Let $\mathcal{A}$ be the set of all functions $f : \mathbb{R} \to [0, \infty]$ satisfying the given conditions. Then $\mathcal{A}$ is convex. Now if we define $H : \mathcal{A} \to \mathbb{R}$ by
$$ H(f) = \int_{\mathbb{R}} f(x) \log f(x) \, \mathrm{d}x $$
and choose $f$ to be
$$ f(x) = \sqrt{\frac{M^3}{2\pi E}} \, e^{-Mx^2/2E}. $$
Indeed we can check that $f \in \mathcal{A}$. Next, for any $g \in \mathcal{A}$, the right-derivative of $H((1-t)f + tg)$ at $t = 0$ satisfies
$$ \left. \frac{d}{dt}\right|_{t=0} H((1-t)f + tg) = \int_{\mathbb{R}} (g(x) - f(x))(1 + \log f(x)) \, \mathrm{d}x = 0 $$
since $1 + \log f(x)$ is a quadratic polynomial in $x$ and $f, g \in \mathcal{A}$. Moreover, if in addition $g \neq f$, then
$$ \frac{d^2}{dt^2} H((1-t)f + tg) = \int_{\mathbb{R}} \frac{(g(x) - f(x))^2}{(1-t)f(x) + tg(x)} \, \mathrm{d}x > 0 $$
for any $t \in (0, 1)$, and so, $t \mapsto H((1-t)f + tg)$ is strictly increasing.
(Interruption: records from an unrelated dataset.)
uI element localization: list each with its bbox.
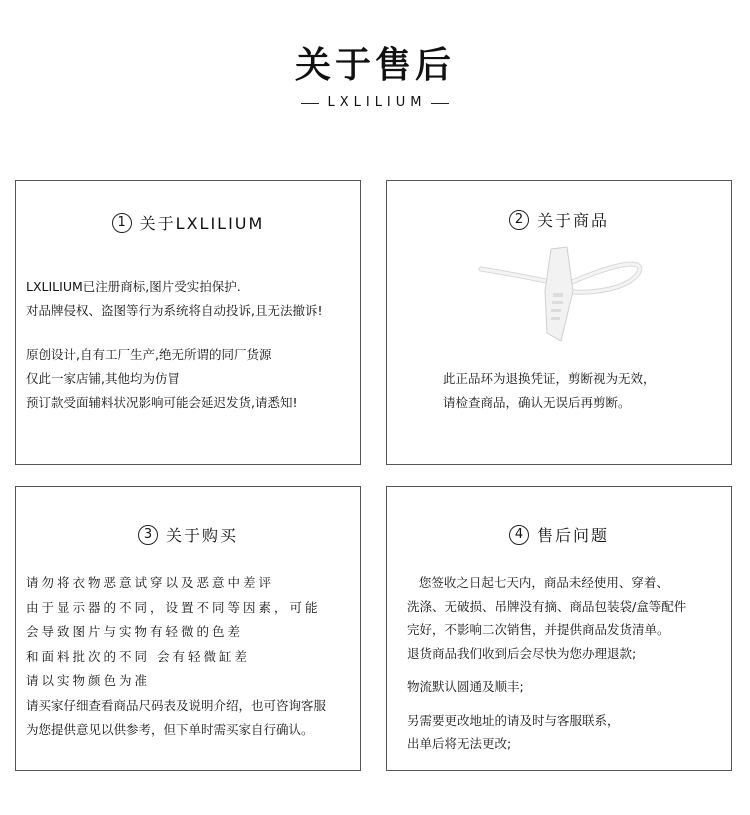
text-line: 请检查商品，确认无误后再剪断。	[443, 395, 631, 410]
card-about-product	[386, 180, 732, 465]
text-line: 由于显示器的不同，设置不同等因素，可能	[26, 599, 321, 615]
card-heading	[16, 211, 360, 234]
text-line: 对品牌侵权、盗图等行为系统将自动投诉,且无法撤诉!	[26, 303, 323, 318]
brand-subtitle	[0, 93, 750, 113]
card-text	[407, 571, 723, 756]
card-about-purchase	[15, 486, 361, 771]
circled-number: 4	[509, 525, 529, 545]
text-line: 退货商品我们收到后会尽快为您办理退款;	[407, 645, 637, 661]
text-line: 仅此一家店铺,其他均为仿冒	[26, 371, 180, 386]
text-line: 另需要更改地址的请及时与客服联系，	[407, 712, 620, 728]
text-line: 请勿将衣物恶意试穿以及恶意中差评	[26, 575, 275, 590]
card-heading	[16, 523, 360, 546]
page-title: 关于售后	[294, 45, 455, 86]
text-line: 您签收之日起七天内，商品未经使用、穿着、	[407, 575, 669, 590]
text-line: 和面料批次的不同 会有轻微缸差	[26, 648, 250, 664]
circled-number: 3	[138, 525, 158, 545]
card-text	[26, 571, 352, 743]
brand-name: LXLILIUM	[327, 95, 427, 110]
text-line: 为您提供意见以供参考，但下单时需买家自行确认。	[26, 722, 314, 737]
card-title: 售后问题	[536, 526, 609, 545]
card-title: 关于商品	[536, 211, 609, 230]
text-line: 请以实物颜色为准	[26, 673, 151, 688]
text-line: 完好，不影响二次销售，并提供商品发货清单。	[407, 622, 670, 637]
subtitle-dash-left	[301, 103, 319, 104]
spacer	[407, 699, 723, 709]
text-line: LXLILIUM已注册商标,图片受实拍保护.	[26, 279, 241, 294]
spacer	[26, 323, 352, 343]
text-line: 物流默认圆通及顺丰;	[407, 679, 524, 694]
card-text	[26, 275, 352, 415]
subtitle-dash-right	[431, 103, 449, 104]
card-title: 关于LXLILIUM	[139, 214, 265, 233]
text-line: 预订款受面辅料状况影响可能会延迟发货,请悉知!	[26, 395, 298, 410]
security-tag-image	[477, 241, 647, 351]
card-title: 关于购买	[165, 526, 238, 545]
circled-number: 2	[509, 210, 529, 230]
card-text	[443, 367, 723, 415]
text-line: 出单后将无法更改;	[407, 736, 512, 751]
card-heading	[387, 208, 731, 231]
text-line: 原创设计,自有工厂生产,绝无所谓的同厂货源	[26, 347, 272, 362]
text-line: 洗涤、无破损、吊牌没有摘、商品包装袋/盒等配件	[407, 598, 687, 614]
card-about-brand	[15, 180, 361, 465]
spacer	[407, 665, 723, 675]
card-after-sales	[386, 486, 732, 771]
card-heading	[387, 523, 731, 546]
text-line: 此正品环为退换凭证，剪断视为无效，	[443, 371, 656, 386]
text-line: 请买家仔细查看商品尺码表及说明介绍，也可咨询客服	[26, 697, 327, 713]
circled-number: 1	[112, 213, 132, 233]
text-line: 会导致图片与实物有轻微的色差	[26, 624, 244, 639]
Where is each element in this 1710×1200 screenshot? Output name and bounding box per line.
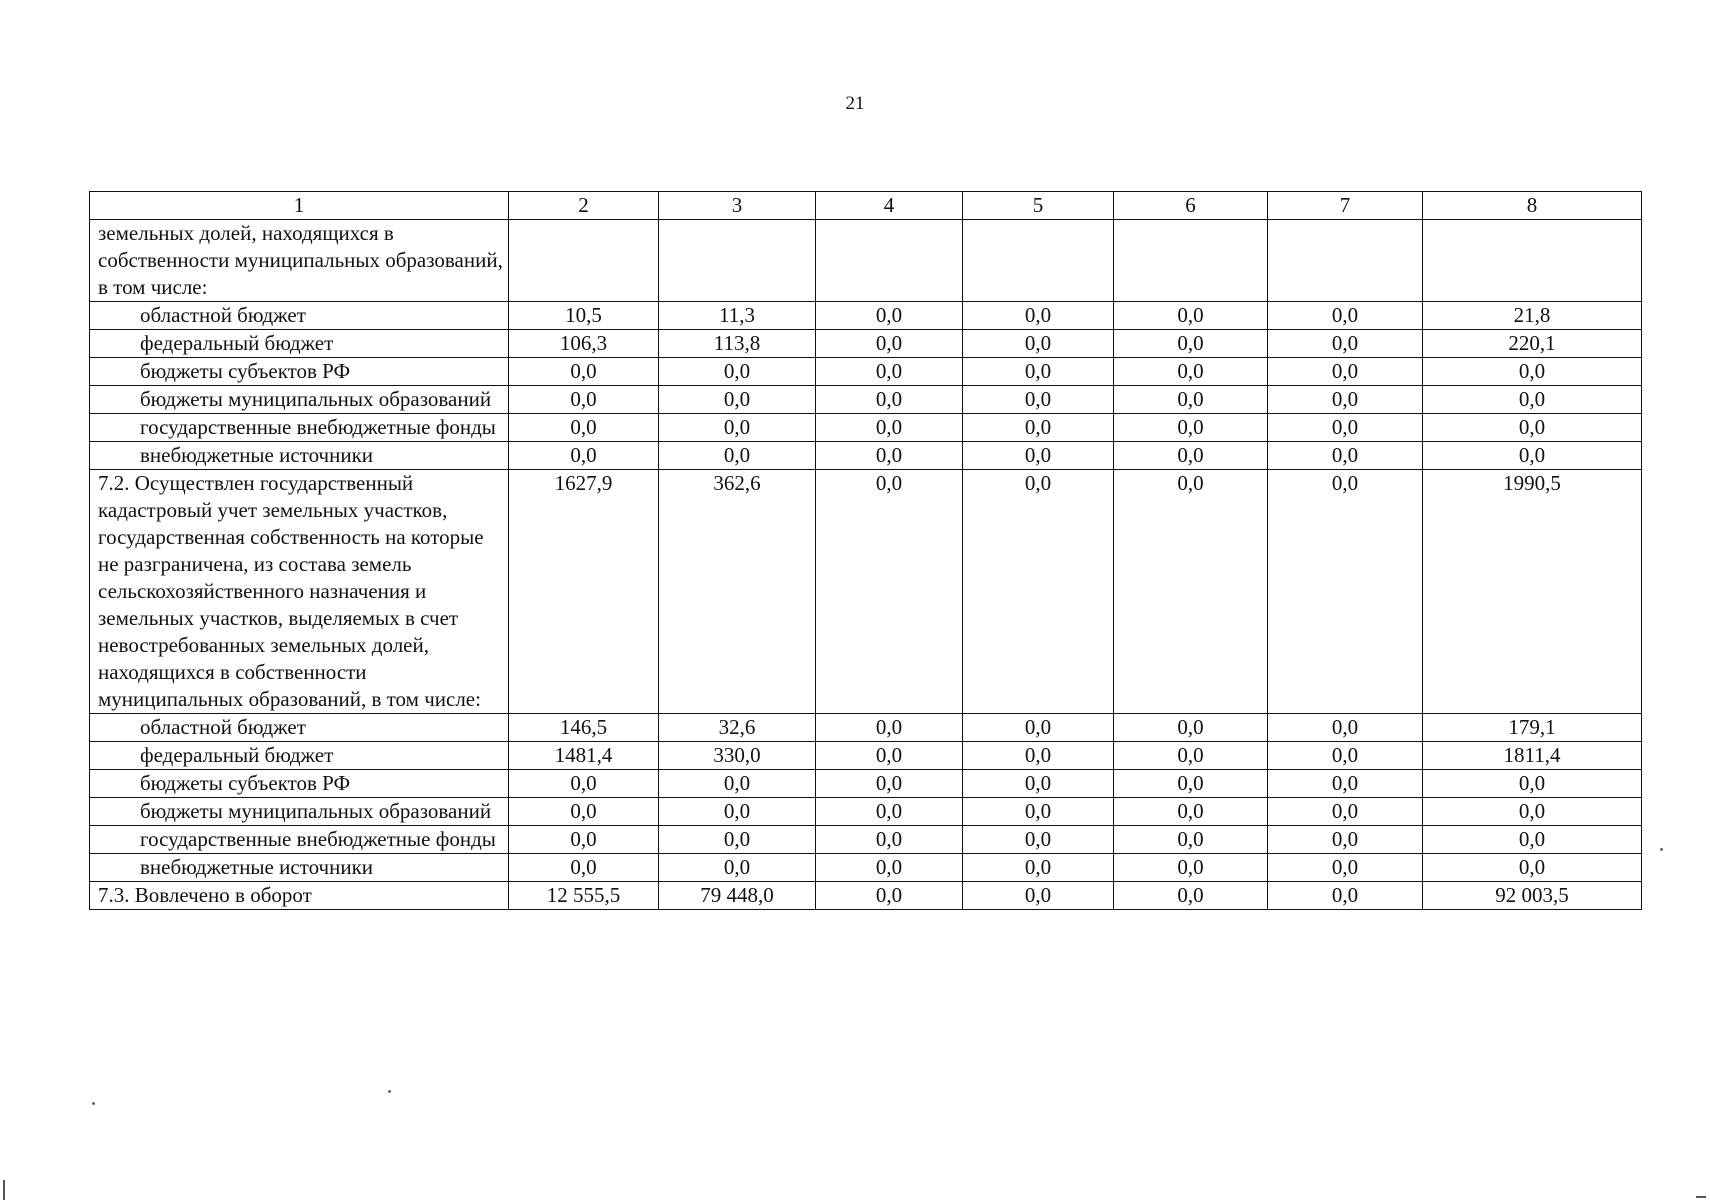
value-cell: 0,0	[963, 742, 1114, 770]
value-cell: 0,0	[1423, 798, 1642, 826]
header-cell: 2	[509, 192, 659, 220]
scan-speck	[1660, 848, 1663, 851]
value-cell: 0,0	[1114, 714, 1268, 742]
value-cell: 0,0	[963, 358, 1114, 386]
value-cell: 0,0	[963, 386, 1114, 414]
value-cell: 0,0	[963, 442, 1114, 470]
value-cell: 0,0	[659, 826, 816, 854]
row-label: земельных долей, находящихся в собственности муниципальных образований, в том числе:	[90, 220, 509, 302]
value-cell: 0,0	[509, 770, 659, 798]
value-cell: 0,0	[659, 854, 816, 882]
row-label: областной бюджет	[90, 714, 509, 742]
value-cell: 0,0	[1114, 798, 1268, 826]
value-cell: 0,0	[816, 470, 963, 714]
row-label: областной бюджет	[90, 302, 509, 330]
value-cell: 362,6	[659, 470, 816, 714]
value-cell: 0,0	[1268, 358, 1423, 386]
table-row	[90, 770, 1642, 798]
row-label: федеральный бюджет	[90, 330, 509, 358]
value-cell: 0,0	[659, 770, 816, 798]
value-cell: 0,0	[1268, 714, 1423, 742]
value-cell: 0,0	[816, 770, 963, 798]
value-cell: 113,8	[659, 330, 816, 358]
page-number: 21	[845, 93, 865, 114]
table-row	[90, 714, 1642, 742]
row-label: 7.3. Вовлечено в оборот	[90, 882, 509, 910]
header-cell: 6	[1114, 192, 1268, 220]
value-cell: 0,0	[1114, 470, 1268, 714]
value-cell: 0,0	[1268, 882, 1423, 910]
value-cell: 0,0	[816, 302, 963, 330]
value-cell: 11,3	[659, 302, 816, 330]
value-cell: 0,0	[1423, 414, 1642, 442]
value-cell: 0,0	[1114, 442, 1268, 470]
value-cell: 0,0	[659, 358, 816, 386]
header-cell: 3	[659, 192, 816, 220]
value-cell: 0,0	[1268, 442, 1423, 470]
value-cell: 0,0	[1268, 826, 1423, 854]
value-cell: 12 555,5	[509, 882, 659, 910]
value-cell: 0,0	[1114, 358, 1268, 386]
value-cell: 0,0	[963, 770, 1114, 798]
value-cell: 0,0	[1423, 442, 1642, 470]
value-cell: 0,0	[1114, 414, 1268, 442]
header-cell: 7	[1268, 192, 1423, 220]
value-cell	[1268, 220, 1423, 302]
table-row	[90, 386, 1642, 414]
value-cell: 0,0	[816, 714, 963, 742]
value-cell: 10,5	[509, 302, 659, 330]
value-cell: 0,0	[1423, 854, 1642, 882]
budget-table	[89, 191, 1642, 910]
table-row	[90, 854, 1642, 882]
value-cell: 0,0	[1114, 302, 1268, 330]
value-cell: 0,0	[1423, 358, 1642, 386]
value-cell: 0,0	[963, 330, 1114, 358]
table-row	[90, 302, 1642, 330]
value-cell: 79 448,0	[659, 882, 816, 910]
table-row	[90, 882, 1642, 910]
value-cell: 0,0	[1268, 742, 1423, 770]
header-cell: 5	[963, 192, 1114, 220]
value-cell: 0,0	[1114, 770, 1268, 798]
value-cell: 220,1	[1423, 330, 1642, 358]
table-row	[90, 358, 1642, 386]
value-cell: 0,0	[1268, 386, 1423, 414]
scan-speck	[388, 1090, 391, 1093]
value-cell	[509, 220, 659, 302]
value-cell: 0,0	[1114, 854, 1268, 882]
value-cell	[1114, 220, 1268, 302]
value-cell: 0,0	[963, 714, 1114, 742]
row-label: бюджеты субъектов РФ	[90, 358, 509, 386]
value-cell: 0,0	[816, 826, 963, 854]
value-cell: 0,0	[816, 798, 963, 826]
table-row	[90, 798, 1642, 826]
header-cell: 1	[90, 192, 509, 220]
value-cell: 0,0	[509, 414, 659, 442]
value-cell: 0,0	[816, 882, 963, 910]
row-label: бюджеты муниципальных образований	[90, 798, 509, 826]
value-cell: 0,0	[1423, 386, 1642, 414]
row-label: бюджеты муниципальных образований	[90, 386, 509, 414]
value-cell	[963, 220, 1114, 302]
value-cell: 106,3	[509, 330, 659, 358]
value-cell: 0,0	[963, 302, 1114, 330]
value-cell: 0,0	[509, 442, 659, 470]
value-cell: 0,0	[963, 470, 1114, 714]
value-cell: 0,0	[963, 798, 1114, 826]
value-cell	[659, 220, 816, 302]
value-cell: 0,0	[1114, 386, 1268, 414]
value-cell: 0,0	[659, 414, 816, 442]
value-cell: 0,0	[1268, 770, 1423, 798]
table-row	[90, 414, 1642, 442]
header-cell: 8	[1423, 192, 1642, 220]
value-cell: 179,1	[1423, 714, 1642, 742]
value-cell: 0,0	[1114, 882, 1268, 910]
scan-edge-mark	[1696, 1196, 1706, 1198]
value-cell	[816, 220, 963, 302]
value-cell: 0,0	[963, 414, 1114, 442]
table-row	[90, 742, 1642, 770]
table-body	[90, 192, 1642, 910]
table-row	[90, 470, 1642, 714]
value-cell: 1481,4	[509, 742, 659, 770]
value-cell: 0,0	[816, 358, 963, 386]
value-cell: 0,0	[1268, 854, 1423, 882]
value-cell: 0,0	[963, 854, 1114, 882]
value-cell: 0,0	[659, 386, 816, 414]
table-row	[90, 826, 1642, 854]
value-cell: 0,0	[963, 826, 1114, 854]
value-cell: 0,0	[659, 442, 816, 470]
value-cell: 1811,4	[1423, 742, 1642, 770]
value-cell: 32,6	[659, 714, 816, 742]
value-cell: 330,0	[659, 742, 816, 770]
value-cell: 0,0	[1114, 826, 1268, 854]
value-cell: 1627,9	[509, 470, 659, 714]
value-cell: 0,0	[509, 798, 659, 826]
table-row	[90, 330, 1642, 358]
value-cell: 0,0	[963, 882, 1114, 910]
value-cell: 0,0	[816, 854, 963, 882]
table-row	[90, 442, 1642, 470]
value-cell	[1423, 220, 1642, 302]
value-cell: 0,0	[1114, 330, 1268, 358]
value-cell: 21,8	[1423, 302, 1642, 330]
value-cell: 0,0	[509, 854, 659, 882]
value-cell: 0,0	[816, 330, 963, 358]
value-cell: 0,0	[1268, 330, 1423, 358]
row-label: государственные внебюджетные фонды	[90, 414, 509, 442]
value-cell: 0,0	[816, 414, 963, 442]
row-label: бюджеты субъектов РФ	[90, 770, 509, 798]
value-cell: 0,0	[1268, 414, 1423, 442]
value-cell: 0,0	[509, 358, 659, 386]
scan-speck	[92, 1102, 95, 1105]
row-label: государственные внебюджетные фонды	[90, 826, 509, 854]
value-cell: 0,0	[1268, 470, 1423, 714]
value-cell: 146,5	[509, 714, 659, 742]
value-cell: 0,0	[509, 386, 659, 414]
value-cell: 0,0	[509, 826, 659, 854]
value-cell: 0,0	[1423, 826, 1642, 854]
row-label: внебюджетные источники	[90, 854, 509, 882]
row-label: федеральный бюджет	[90, 742, 509, 770]
row-label: внебюджетные источники	[90, 442, 509, 470]
row-label: 7.2. Осуществлен государственный кадастровый учет земельных участков, государственная собственность на которые не разграничена, из состава земель сельскохозяйственного назначения и земельных участков, выделяемых в счет невостребованных земельных долей, находящихся в собственности муниципальных образований, в том числе:	[90, 470, 509, 714]
scan-edge-mark	[3, 1180, 5, 1200]
header-cell: 4	[816, 192, 963, 220]
value-cell: 0,0	[816, 386, 963, 414]
value-cell: 0,0	[659, 798, 816, 826]
value-cell: 0,0	[1114, 742, 1268, 770]
value-cell: 0,0	[816, 442, 963, 470]
value-cell: 92 003,5	[1423, 882, 1642, 910]
value-cell: 0,0	[1268, 302, 1423, 330]
header-row	[90, 192, 1642, 220]
value-cell: 0,0	[1268, 798, 1423, 826]
value-cell: 0,0	[1423, 770, 1642, 798]
value-cell: 1990,5	[1423, 470, 1642, 714]
table-row	[90, 220, 1642, 302]
value-cell: 0,0	[816, 742, 963, 770]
Consequently, it follows that $H(f) \leq H(g)$ for all $g \in \mathcal{A}$ and the equality holds if and only if $f = g$. Therefore $f$ is the unique minimizer of $H$, and so,
$$ \inf_{g \in \mathcal{A}} H(g) = H(f) = \frac{M}{2}\left( \log \left( \frac{M^3}{2\pi E}\right) - 1 \right). $$